Sanchez Energy on Monday provided a capital spending and operations update following the closing of its acquisition of the Cotulla Eagle Ford properties from Hess Corporation.
Sanchez Energy President and Chief Executive Officer Tony Sanchez III commented, "As a result of the closing of our Cotulla asset acquisition and an updated review of our operational opportunities, we have increased our 2013 capital program and activity levels. The primary change to our capital program is the result of the addition of the new Cotulla assets, where we expect to run one rig continuously drilling approximately 10 net wells for the remainder of 2013. Furthermore, due to continued strong well performance in our Palmetto area, we have increased the number of wells we expect to drill by 4.5 net (9 gross) wells to a total of 17 net (34 gross) wells in 2013. In order to accommodate the increased well count in the Palmetto area, we expect a third rig to be added during the second half of the year. Given that we, along with our partner Marathon Oil Corporation, have shifted our development plans to an average of four wells per pad in this area, we expect the incremental production resulting from this increased well count to come on line either late in the fourth quarter of this year or early next year.

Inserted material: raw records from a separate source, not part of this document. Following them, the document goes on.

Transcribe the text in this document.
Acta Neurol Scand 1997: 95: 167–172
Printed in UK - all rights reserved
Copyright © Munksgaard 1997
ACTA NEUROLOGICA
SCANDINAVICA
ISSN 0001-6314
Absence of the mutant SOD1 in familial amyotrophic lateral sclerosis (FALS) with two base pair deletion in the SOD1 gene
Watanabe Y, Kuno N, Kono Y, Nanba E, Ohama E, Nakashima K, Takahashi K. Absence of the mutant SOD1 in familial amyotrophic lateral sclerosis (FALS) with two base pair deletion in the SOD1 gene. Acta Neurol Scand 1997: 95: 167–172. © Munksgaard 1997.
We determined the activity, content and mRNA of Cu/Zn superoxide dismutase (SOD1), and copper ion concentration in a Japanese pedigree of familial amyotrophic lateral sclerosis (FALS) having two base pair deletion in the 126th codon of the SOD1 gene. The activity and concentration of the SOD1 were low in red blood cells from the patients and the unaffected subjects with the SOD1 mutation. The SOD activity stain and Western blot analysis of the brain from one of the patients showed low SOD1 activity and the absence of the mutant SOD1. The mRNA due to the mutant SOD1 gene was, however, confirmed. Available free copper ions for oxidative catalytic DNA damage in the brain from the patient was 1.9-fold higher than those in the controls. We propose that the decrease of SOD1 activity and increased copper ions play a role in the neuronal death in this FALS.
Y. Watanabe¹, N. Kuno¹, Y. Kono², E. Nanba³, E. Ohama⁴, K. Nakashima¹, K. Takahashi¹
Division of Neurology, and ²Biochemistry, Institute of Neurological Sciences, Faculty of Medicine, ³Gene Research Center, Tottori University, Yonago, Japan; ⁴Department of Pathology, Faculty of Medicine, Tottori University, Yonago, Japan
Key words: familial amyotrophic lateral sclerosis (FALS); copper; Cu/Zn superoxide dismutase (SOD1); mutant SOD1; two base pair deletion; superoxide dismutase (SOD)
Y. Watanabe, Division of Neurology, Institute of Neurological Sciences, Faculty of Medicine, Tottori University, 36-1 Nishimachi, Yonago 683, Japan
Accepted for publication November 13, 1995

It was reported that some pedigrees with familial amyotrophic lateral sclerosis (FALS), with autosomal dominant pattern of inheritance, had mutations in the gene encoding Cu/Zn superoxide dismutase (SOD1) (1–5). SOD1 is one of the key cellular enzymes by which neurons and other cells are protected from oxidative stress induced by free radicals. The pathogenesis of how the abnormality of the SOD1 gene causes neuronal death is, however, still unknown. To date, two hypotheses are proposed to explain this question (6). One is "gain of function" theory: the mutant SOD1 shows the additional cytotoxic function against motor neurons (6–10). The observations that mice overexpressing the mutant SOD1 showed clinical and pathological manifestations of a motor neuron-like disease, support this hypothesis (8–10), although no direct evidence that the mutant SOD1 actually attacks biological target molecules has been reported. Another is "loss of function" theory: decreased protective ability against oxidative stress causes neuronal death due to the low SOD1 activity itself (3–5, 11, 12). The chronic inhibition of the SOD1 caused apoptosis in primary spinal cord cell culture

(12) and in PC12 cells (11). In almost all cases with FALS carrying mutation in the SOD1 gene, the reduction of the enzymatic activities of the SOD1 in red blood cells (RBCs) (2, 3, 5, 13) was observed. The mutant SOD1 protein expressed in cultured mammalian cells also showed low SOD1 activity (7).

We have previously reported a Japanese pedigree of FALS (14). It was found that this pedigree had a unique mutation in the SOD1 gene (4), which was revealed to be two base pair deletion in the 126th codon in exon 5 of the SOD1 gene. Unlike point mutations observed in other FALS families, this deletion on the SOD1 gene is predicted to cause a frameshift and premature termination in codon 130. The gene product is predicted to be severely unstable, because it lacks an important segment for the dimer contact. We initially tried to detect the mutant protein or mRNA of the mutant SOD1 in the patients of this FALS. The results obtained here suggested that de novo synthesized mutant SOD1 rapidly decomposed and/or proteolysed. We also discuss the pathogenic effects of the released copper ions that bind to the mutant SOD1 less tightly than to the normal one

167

In the Marquis area, we continue to experience strong well performance and are on track to drill a total of 18 gross and net wells this year. A second rig is expected to arrive in the area this month, and we have shifted our operations and development plans to focus on multi-well pad drilling.
This increased level of activity is well within our technical and administrative capabilities and should enable us to reach a 2013 year-end production exit rate range of 15,000 to 17,000 boepd as well as position us for continued strong production growth through 2014, which we expect to exit producing between 20,000 and 22,000 boepd."
Sanchez Energy on May 31 closed its previously announced acquisition of Eagle Ford Shale assets from Hess with an effective date of March 1, 2013. Including the $13.25 million deposit previously paid, total consideration for the acquisition was $280.4 million, which includes the $265.0 million purchase price and $15.4 million in normal and customary closing adjustments. The final purchase price is subject to further customary post-closing adjustments. The transaction was funded from cash on hand from the net proceeds of the previously issued $225 million of 6.50 percent Cumulative Perpetual Convertible Preferred Stock, Series B and drawings under the Company's first lien credit facility.